Many women aspiring to build their careers in tech report bias in the hiring process. Do you believe gender-blind decision-making can help the situation? 

I certainly do. A vivid example can be the music industry. For decades, many believed that women couldn’t play certain instruments in an orchestra; they either didn’t have the lung power to play the saxophone or muscles to play the drums. This pseudoscience theory would exclude women from key positions in the orchestra around the world.

Now, most orchestras do anonymous auditioning. Musicians play their music behind a curtain, and judges only hear music. In that way, it turned out that more women get qualified to become professional musicians. We can apply this method to minimize gender bias in technology and in coding. Because when you’re analyzing code, you don’t need to know anything about the software developer’s demographics. The quality of code is the only thing we need to care about.

Photo by Christina @ on Unsplash

You’ve been in IT for over two decades. How could you compare the culture of engineers when you started your career and now? 

I define culture with a small letter “c” without getting into the organizational culture, global culture, or any notion such as Western culture or Eastern culture. I define culture mathematically. It’s a sum of actions you do, things you support, and things you tolerate. If you accept that definition, you have to peel back a layer and say, what are the things you do, support, or tolerate that have changed over time? The abysmal record of equitable salaries and hiring for women and marginalized groups is something we used to tolerate. Now, we don’t tolerate intolerance. That’s a part of the culture that has changed.

Recently you wrote the book “Learning Test-Driven Development. Could you elaborate on the technique’s benefits and what keeps it from becoming a standard for coding?

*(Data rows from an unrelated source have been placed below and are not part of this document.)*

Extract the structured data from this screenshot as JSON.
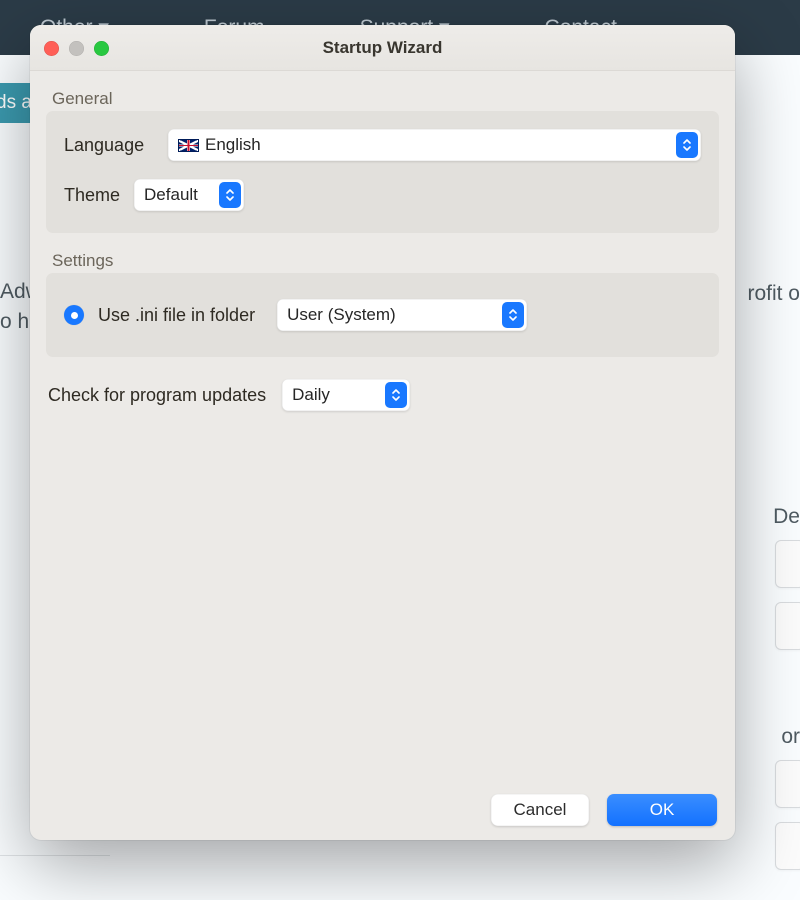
{
  "background": {
    "nav": {
      "other": "Other ▾",
      "forum": "Forum",
      "support": "Support ▾",
      "contact": "Contact"
    },
    "pill": "ds a",
    "left1": " Adw",
    "left2": "o he",
    "right1": "rofit o",
    "right2": "De",
    "right3": "or"
  },
  "window": {
    "title": "Startup Wizard",
    "buttons": {
      "cancel": "Cancel",
      "ok": "OK"
    },
    "general": {
      "legend": "General",
      "language_label": "Language",
      "language_value": "English",
      "theme_label": "Theme",
      "theme_value": "Default"
    },
    "settings": {
      "legend": "Settings",
      "ini_label": "Use .ini file in folder",
      "ini_location_value": "User (System)"
    },
    "updates": {
      "label": "Check for program updates",
      "value": "Daily"
    }
  }
}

Test-Driven Development (TDD) is the most effective coding technique and one of the latest approaches that has become popular in the agile software development niche. 

However, rigorous testing of a product’s performance is often seen as less important than hitting a project’s deadline in the chase for speed. Many people who have more of a managerial bent as opposed to a software engineering bent see TDD as a waste of time. They miss a larger picture of the failing test that will keep us on track. An excellent way to put guardrails around your work is to write a failing test first and then write just enough code that will pass the test. You couldn’t have written superfluous code if your code had passed the test. 

Saleem, it’s been a delight to have you on the show. We’d love to have you back. Thank you so much.